We have a 3 node cluster (CB 4.0 Community Edition) running on AWS m3.2xlarge instances.

The cluster has been running for a year without any issues and has 100MM documents contained. Bucket size is about 50GB.

Today 1 of the nodes went into pending state and we did a soft failover, and added a new server of equivalent size with CB4.5 to the cluster and rebalanced. Everything ran smoothly.

Later on, we attempted to add another new equivalent CB4.5 server to the cluster with the original Elastic IP (EC2 public DNS hostname) of the failed over node.

On adding the new node, the other new CB4.5 node went into a yellow pending state and the cluster now appears stuck on 0% rebalance.

All cli attempts to failover either problem nodes result in “[“Unexpected server error, request logged.”]”.

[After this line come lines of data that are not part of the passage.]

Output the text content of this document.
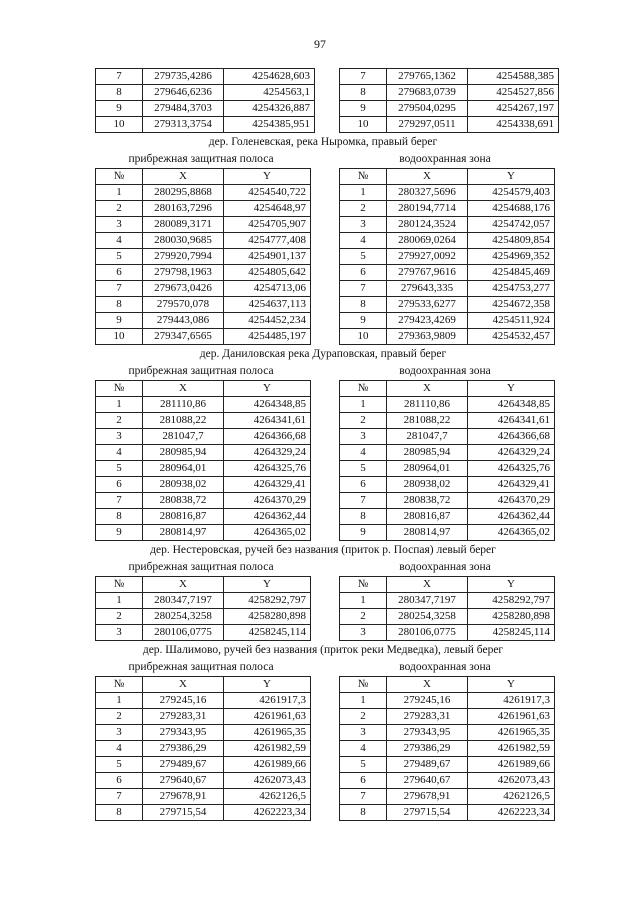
97
7	279735,4286	4254628,603
8	279646,6236	4254563,1
9	279484,3703	4254326,887
10	279313,3754	4254385,951
7	279765,1362	4254588,385
8	279683,0739	4254527,856
9	279504,0295	4254267,197
10	279297,0511	4254338,691
дер. Голеневская, река Ныромка, правый берег
прибрежная защитная полоса
№	X	Y
1	280295,8868	4254540,722
2	280163,7296	4254648,97
3	280089,3171	4254705,907
4	280030,9685	4254777,408
5	279920,7994	4254901,137
6	279798,1963	4254805,642
7	279673,0426	4254713,06
8	279570,078	4254637,113
9	279443,086	4254452,234
10	279347,6565	4254485,197
водоохранная зона
№	X	Y
1	280327,5696	4254579,403
2	280194,7714	4254688,176
3	280124,3524	4254742,057
4	280069,0264	4254809,854
5	279927,0092	4254969,352
6	279767,9616	4254845,469
7	279643,335	4254753,277
8	279533,6277	4254672,358
9	279423,4269	4254511,924
10	279363,9809	4254532,457
дер. Даниловская река Дураповская, правый берег
прибрежная защитная полоса
№	X	Y
1	281110,86	4264348,85
2	281088,22	4264341,61
3	281047,7	4264366,68
4	280985,94	4264329,24
5	280964,01	4264325,76
6	280938,02	4264329,41
7	280838,72	4264370,29
8	280816,87	4264362,44
9	280814,97	4264365,02
водоохранная зона
№	X	Y
1	281110,86	4264348,85
2	281088,22	4264341,61
3	281047,7	4264366,68
4	280985,94	4264329,24
5	280964,01	4264325,76
6	280938,02	4264329,41
7	280838,72	4264370,29
8	280816,87	4264362,44
9	280814,97	4264365,02
дер. Нестеровская, ручей без названия (приток р. Поспая) левый берег
прибрежная защитная полоса
№	X	Y
1	280347,7197	4258292,797
2	280254,3258	4258280,898
3	280106,0775	4258245,114
водоохранная зона
№	X	Y
1	280347,7197	4258292,797
2	280254,3258	4258280,898
3	280106,0775	4258245,114
дер. Шалимово, ручей без названия (приток реки Медведка), левый берег
прибрежная защитная полоса
№	X	Y
1	279245,16	4261917,3
2	279283,31	4261961,63
3	279343,95	4261965,35
4	279386,29	4261982,59
5	279489,67	4261989,66
6	279640,67	4262073,43
7	279678,91	4262126,5
8	279715,54	4262223,34
водоохранная зона
№	X	Y
1	279245,16	4261917,3
2	279283,31	4261961,63
3	279343,95	4261965,35
4	279386,29	4261982,59
5	279489,67	4261989,66
6	279640,67	4262073,43
7	279678,91	4262126,5
8	279715,54	4262223,34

Currently it appears on the Buckets page that the bucket is there and the document count is slowly incrementing (we still have 1 application server pointed there which is getting 60% timeouts on write operations).

We have also tried to XDCR the cluster to a new cluster we have setup, but XDCR appears stuck too.

As a precaution I have backed up (copied) the raw data files from each of the servers if that is worth anything.

Can anyone please advise soonest.

Sincerely
Ash.